ペルー両大統領候補が公約書「市民宣言」に署名
ペルー大統領選挙決選に向けて激戦を展開している左右2候補が5月10日、民主制度順守公約書に署名した。1990年代に憲法停止、国会閉鎖、強引な3選出馬などで民主体制を傷つけたアルべルト・フジモリ元大統領(服役中)や、他の大統領たちが陥った巨額収賄などを「絶対にしない」と、選挙民に対し公約する画期的な文書だ。
「市民宣言」と名付けられたこの文書は、ペルーのカトリック教会と福音派教会それぞれの最高機関同士が話し合ってまとめたもの。地方教組幹部で民族経済確立を目指す左翼ペドロ・カスティージョ(51)は遊説先の秘アマソニーア(アマゾン川流域)中心地のロㇾト州都イキートスで署名。元大統領の娘で新自由主義経済路線の右翼ケイコ・フジモリ(45)は、出演したテレビ番組で署名した。
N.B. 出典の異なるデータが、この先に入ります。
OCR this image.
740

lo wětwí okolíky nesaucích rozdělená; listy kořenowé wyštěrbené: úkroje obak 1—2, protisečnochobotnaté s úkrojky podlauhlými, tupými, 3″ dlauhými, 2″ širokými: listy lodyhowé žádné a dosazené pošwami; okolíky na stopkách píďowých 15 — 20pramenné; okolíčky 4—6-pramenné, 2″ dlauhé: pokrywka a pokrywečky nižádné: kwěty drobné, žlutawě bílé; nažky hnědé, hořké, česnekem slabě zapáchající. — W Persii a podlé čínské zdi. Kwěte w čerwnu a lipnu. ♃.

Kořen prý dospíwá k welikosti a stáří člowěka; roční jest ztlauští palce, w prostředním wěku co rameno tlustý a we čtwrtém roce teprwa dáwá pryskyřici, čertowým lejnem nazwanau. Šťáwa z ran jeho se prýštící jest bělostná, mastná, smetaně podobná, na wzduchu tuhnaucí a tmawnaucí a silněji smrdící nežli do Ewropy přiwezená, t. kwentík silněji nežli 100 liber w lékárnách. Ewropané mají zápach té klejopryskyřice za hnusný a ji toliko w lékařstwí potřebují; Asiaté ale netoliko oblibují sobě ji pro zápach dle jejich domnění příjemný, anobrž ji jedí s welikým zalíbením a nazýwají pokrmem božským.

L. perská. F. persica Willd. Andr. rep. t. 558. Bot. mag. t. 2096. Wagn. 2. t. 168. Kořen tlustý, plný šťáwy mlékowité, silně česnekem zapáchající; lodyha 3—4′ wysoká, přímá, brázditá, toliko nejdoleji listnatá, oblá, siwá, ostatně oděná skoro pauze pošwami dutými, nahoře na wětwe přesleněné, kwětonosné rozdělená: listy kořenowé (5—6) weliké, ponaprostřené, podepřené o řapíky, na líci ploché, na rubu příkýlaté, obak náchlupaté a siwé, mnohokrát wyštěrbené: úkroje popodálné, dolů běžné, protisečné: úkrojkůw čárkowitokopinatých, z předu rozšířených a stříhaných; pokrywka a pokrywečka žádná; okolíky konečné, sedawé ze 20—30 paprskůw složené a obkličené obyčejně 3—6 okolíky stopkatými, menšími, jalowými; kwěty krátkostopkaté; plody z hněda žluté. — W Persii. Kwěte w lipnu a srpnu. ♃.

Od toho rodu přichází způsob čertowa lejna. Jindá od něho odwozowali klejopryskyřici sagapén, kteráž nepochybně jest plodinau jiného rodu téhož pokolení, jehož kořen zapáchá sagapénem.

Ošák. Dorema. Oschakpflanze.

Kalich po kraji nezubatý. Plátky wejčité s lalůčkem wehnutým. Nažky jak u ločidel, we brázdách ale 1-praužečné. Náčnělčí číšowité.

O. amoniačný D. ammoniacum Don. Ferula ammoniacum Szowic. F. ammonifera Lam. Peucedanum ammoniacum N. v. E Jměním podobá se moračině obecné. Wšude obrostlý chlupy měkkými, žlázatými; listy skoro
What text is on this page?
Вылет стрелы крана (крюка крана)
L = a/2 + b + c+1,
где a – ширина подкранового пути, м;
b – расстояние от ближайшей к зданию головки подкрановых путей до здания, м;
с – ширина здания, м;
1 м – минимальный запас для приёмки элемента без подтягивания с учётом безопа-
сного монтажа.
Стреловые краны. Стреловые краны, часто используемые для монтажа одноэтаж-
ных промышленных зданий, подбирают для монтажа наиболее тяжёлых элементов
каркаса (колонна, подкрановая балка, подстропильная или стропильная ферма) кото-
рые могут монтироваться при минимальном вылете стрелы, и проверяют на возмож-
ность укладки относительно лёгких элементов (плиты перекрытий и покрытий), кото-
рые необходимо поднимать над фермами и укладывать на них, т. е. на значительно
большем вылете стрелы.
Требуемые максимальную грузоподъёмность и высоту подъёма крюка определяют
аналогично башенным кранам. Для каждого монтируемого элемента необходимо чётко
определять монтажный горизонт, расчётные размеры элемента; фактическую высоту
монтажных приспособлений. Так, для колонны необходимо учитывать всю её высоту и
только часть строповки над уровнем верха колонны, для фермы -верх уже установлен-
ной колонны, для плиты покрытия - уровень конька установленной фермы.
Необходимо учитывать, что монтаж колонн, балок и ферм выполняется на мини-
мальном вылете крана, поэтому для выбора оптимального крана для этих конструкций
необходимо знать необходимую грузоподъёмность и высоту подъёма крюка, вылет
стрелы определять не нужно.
文書は、7月28日から5年間の大統領任期終了後、いかなる理由があろうと連続2期目に就任するための方策を探ってはならないと定めている。
三権分立原則順守や、全国民の生存権、人権、言論の自由などを守ることを謳っている。
過去21年間の大統領たちの行状は、殺人命令罪などで禁錮刑に処せられているフジモリ、伯建設会社オデブレシ―から巨額の賄賂を受け取ったアレハンドロ・トレード(米国で拘留中)、アラン・ガルシア(収賄を追求され自殺)、オヤンタ・ウマーラ(収賄で拘禁済み)、マルティン・ビスカラ(収賄で解任)とすさまじい。
ケイコも同社から提供された資金を過去の大統領選挙戦で使い拘禁され、今は保釈中の身。贈収賄も「民主制度違反」であり、当然規制対象に含まれるだろう。
カスティージョは「私は腐敗に繋がりやすいテレビでなく、国民の前で署名する」と述べ、多くの人々に見守られて署名した。
両教会機関は、有権者・国民の意思を代表する形で「市民宣言」を作成した。6月6日の決選で当選する次期大統領は、この宣言に違反すれば弾劾される運命にある。
今後、ラ米諸国にこの種の「市民宣言」が拡がる可能性がある。